Женька посмотрела на заднее сиденье. Лесик и Матильда мирно спали, сплетясь в большой бело-рыжий клубок.

Лед отчуждения был сломлен, но в этот момент фары вдруг осветили большую поляну, в глубине которой Женька увидела громадный бревенчатый дом. Менее всего это здание напоминало идиллический коттедж, наводя на мысли о блокгаузах и атаках индейцев.

Дом был сложен из огромных бревен, покрыт листовым железом, на крыше торчали две трубы. Еще он был слегка непропорциональным… в смысле, вытянутым в длину. Андрей выключил зажигание и удовлетворенно заключил:

— Это хорошо, что мы первые. Сашка еще не подъехал.

— Сашка?

— Это тот парень, который везет пса.

— Так это твоя… клиника?

Андрей посмотрел на Женьку искоса и ухмыльнулся.

— Вынужден вас слегка разочаровать, Евгения Васильевна. Клиникой я ее зову исключительно для того, чтобы как-то называть. На самом деле левое крыло дома — жилое, а в правом у меня кабинет, смотровая и операционная. Изначально все это планировалось, как жилая часть, с гостевыми комнатами и всякой ерундой, но альтернативой был барак на том берегу реки, а туда во время разлива и не доберешься, так что я решил совместить дом и работу. Пойдем? Зверей можно выпустить, они тут никуда не денутся.

Женька вылезла из машины, поежилась — было, прямо скажем, свежо — и огляделась с явной опаской.

— Не хотелось бы выглядеть дурой, но… а диких зверей тут нет?

Андрей легкомысленно помахал рукой.

— Зимой волки подходят довольно близко, но территориальный принцип соблюдают. Буран!

И тут из ближайших кустов вышел… волк. Во всяком случае, Женька приняла его именно за волка. Громадный пес с острыми ушами, треугольной мордой, мощной грудью, весь покрытый серой и черной шерстью. Он стоял совершенно спокойно, с легким интересом глядя на гостью.

В этот момент из машины выпрыгнула Матильда. Впечатлений она на сегодняшний день нахваталась самых разнообразных. Наелась от пуза, выспалась — и потому жаждала подвигов. На громадного пса она ринулась с отчаянным лаем, потому что решила, что любимого Лесика и Женьку надо бы защитить.

Пес перевел взгляд на верещавшую белую швабру, сделал шаг вперед, склонил лобастую голову… И завилял хвостом. Теперь на его морде появилось удивленно-глуповато-радостное выражение. Женька ахнула, но Андрей спокойно сказал:

— Она девочка. Буран ее не тронет. А вот кота я лучше отнесу в дом. Буран вырос с кошками, но твой красавец об этом не знает и может удрать. Как я понимаю, для него это первая встреча с дикой природой?

— Да. Для меня, кстати, тоже. Что это за порода? Похож на немецкую овчарку.

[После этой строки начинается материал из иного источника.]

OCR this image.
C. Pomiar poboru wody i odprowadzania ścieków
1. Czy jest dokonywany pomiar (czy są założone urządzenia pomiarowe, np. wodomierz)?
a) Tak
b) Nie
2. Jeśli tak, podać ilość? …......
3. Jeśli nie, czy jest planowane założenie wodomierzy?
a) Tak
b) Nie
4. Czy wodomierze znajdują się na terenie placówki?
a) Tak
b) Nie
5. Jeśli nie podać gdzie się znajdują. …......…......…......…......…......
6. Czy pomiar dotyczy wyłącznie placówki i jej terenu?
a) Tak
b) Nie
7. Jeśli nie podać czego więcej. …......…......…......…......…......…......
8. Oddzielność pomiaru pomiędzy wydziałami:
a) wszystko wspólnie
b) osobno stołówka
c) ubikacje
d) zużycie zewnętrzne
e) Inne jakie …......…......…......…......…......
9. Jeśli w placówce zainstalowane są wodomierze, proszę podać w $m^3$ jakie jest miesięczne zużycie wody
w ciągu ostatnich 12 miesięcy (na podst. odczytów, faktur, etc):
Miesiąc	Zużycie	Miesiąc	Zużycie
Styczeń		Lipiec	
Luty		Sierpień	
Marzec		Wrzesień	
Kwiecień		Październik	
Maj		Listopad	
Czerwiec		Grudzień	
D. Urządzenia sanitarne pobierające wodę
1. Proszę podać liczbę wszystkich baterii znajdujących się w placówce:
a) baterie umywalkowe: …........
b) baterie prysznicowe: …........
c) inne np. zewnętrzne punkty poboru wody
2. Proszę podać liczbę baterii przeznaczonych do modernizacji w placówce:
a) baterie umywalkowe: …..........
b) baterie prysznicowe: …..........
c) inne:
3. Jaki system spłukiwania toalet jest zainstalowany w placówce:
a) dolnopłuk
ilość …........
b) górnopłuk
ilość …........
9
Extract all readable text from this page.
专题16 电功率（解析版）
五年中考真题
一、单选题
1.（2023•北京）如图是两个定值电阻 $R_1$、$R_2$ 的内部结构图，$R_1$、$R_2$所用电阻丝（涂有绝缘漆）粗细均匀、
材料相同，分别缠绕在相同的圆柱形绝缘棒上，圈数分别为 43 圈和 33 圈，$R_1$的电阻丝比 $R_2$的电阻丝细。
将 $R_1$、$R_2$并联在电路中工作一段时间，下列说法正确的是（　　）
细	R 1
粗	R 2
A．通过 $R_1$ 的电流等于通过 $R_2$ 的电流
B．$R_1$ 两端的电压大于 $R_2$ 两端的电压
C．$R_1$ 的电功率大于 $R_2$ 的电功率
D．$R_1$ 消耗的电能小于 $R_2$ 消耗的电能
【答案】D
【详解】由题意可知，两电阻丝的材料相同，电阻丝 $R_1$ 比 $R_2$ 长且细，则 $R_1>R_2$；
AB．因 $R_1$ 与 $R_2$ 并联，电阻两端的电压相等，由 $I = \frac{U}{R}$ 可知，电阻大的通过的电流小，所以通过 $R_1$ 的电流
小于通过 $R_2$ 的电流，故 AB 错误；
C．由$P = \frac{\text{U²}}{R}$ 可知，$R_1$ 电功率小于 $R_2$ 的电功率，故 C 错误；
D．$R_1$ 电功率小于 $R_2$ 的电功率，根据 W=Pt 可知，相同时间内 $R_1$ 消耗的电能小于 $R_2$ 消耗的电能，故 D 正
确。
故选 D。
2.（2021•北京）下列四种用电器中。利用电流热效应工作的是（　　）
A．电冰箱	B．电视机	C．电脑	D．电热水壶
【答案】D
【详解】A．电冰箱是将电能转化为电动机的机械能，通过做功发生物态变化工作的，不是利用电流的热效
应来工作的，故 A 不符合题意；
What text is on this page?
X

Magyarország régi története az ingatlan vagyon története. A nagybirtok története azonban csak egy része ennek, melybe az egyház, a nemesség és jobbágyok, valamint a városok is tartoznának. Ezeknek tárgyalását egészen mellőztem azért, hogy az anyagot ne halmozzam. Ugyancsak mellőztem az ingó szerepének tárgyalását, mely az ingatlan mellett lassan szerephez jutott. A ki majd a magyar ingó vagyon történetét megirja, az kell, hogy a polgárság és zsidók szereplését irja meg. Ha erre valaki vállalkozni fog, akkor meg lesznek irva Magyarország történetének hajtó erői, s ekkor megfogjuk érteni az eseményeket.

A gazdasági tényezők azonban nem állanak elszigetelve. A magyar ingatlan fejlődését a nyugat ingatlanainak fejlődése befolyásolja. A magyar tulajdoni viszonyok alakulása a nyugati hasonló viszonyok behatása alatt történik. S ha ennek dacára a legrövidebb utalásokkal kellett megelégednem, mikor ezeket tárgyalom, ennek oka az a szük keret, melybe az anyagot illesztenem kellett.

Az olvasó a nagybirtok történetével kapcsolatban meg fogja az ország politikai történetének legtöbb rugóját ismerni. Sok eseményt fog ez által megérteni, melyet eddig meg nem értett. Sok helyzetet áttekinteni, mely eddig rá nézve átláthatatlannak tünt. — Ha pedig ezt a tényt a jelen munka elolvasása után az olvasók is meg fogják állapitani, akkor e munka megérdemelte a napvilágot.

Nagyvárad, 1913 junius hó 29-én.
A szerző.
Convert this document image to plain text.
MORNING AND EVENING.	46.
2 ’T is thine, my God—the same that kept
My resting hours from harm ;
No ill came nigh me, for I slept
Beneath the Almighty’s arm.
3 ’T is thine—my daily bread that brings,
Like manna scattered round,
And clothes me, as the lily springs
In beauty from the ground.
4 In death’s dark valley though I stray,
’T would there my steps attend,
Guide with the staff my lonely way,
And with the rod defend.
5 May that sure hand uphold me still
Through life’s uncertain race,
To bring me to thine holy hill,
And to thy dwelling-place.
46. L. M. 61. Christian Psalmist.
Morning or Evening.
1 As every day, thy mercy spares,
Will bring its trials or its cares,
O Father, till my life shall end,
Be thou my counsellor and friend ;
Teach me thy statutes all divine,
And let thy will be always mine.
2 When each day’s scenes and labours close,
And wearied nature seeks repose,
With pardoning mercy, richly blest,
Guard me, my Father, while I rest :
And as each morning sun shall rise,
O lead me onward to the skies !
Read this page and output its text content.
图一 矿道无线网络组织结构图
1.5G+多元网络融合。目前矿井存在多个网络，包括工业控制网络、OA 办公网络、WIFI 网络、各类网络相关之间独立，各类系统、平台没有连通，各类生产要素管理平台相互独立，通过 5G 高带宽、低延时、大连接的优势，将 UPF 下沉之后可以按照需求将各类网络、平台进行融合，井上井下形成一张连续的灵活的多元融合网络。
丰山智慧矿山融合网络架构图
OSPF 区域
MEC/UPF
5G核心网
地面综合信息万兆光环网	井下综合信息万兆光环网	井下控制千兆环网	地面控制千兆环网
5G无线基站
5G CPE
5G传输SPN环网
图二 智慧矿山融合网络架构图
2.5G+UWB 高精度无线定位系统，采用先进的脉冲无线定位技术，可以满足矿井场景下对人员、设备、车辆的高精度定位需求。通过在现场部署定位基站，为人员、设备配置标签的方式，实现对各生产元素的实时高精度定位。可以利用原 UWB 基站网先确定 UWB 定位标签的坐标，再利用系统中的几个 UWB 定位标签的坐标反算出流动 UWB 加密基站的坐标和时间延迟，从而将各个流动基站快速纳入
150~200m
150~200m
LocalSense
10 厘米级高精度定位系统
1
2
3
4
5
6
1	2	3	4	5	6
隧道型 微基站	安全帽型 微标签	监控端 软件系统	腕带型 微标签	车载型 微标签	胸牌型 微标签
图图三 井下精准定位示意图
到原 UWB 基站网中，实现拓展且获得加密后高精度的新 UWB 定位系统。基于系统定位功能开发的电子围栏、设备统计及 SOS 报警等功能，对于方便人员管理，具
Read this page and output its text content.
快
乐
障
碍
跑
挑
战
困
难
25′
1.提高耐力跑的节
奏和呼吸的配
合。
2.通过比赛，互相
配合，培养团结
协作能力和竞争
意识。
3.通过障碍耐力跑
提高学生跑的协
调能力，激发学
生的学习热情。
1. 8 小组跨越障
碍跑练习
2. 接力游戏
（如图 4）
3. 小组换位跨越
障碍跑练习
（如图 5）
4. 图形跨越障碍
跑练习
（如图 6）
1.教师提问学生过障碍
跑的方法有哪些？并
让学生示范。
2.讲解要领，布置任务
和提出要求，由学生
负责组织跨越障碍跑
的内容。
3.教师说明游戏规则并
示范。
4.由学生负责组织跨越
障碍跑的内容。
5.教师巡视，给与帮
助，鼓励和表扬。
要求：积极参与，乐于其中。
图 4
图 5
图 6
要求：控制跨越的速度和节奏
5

— Это восточно-европейская овчарка. Они больше, массивнее… и умнее. В прошлом — гордость советского собаководства, а теперь их очень мало. Великолепный охранник, по совместительству пастух. У меня собак много, но Буран — вожак стаи.

— Здесь есть от кого охранять?

Андрей грустно усмехнулся.

— Как говорится, мы не в Чикаго, дорогая. В России всегда найдется от кого охранять. Всякое бывает…

Женька немедленно начала представлять себе всякие ужасы типа сбежавших уголовников, а Андрей унес в дом Лесика и сумку Женьки и через минуту появился на крыльце, держа в руках армейский бушлат.

— На, накинь. Вообще-то по ночам у нас пока заморозки. Ты с собой теплую одежду взяла?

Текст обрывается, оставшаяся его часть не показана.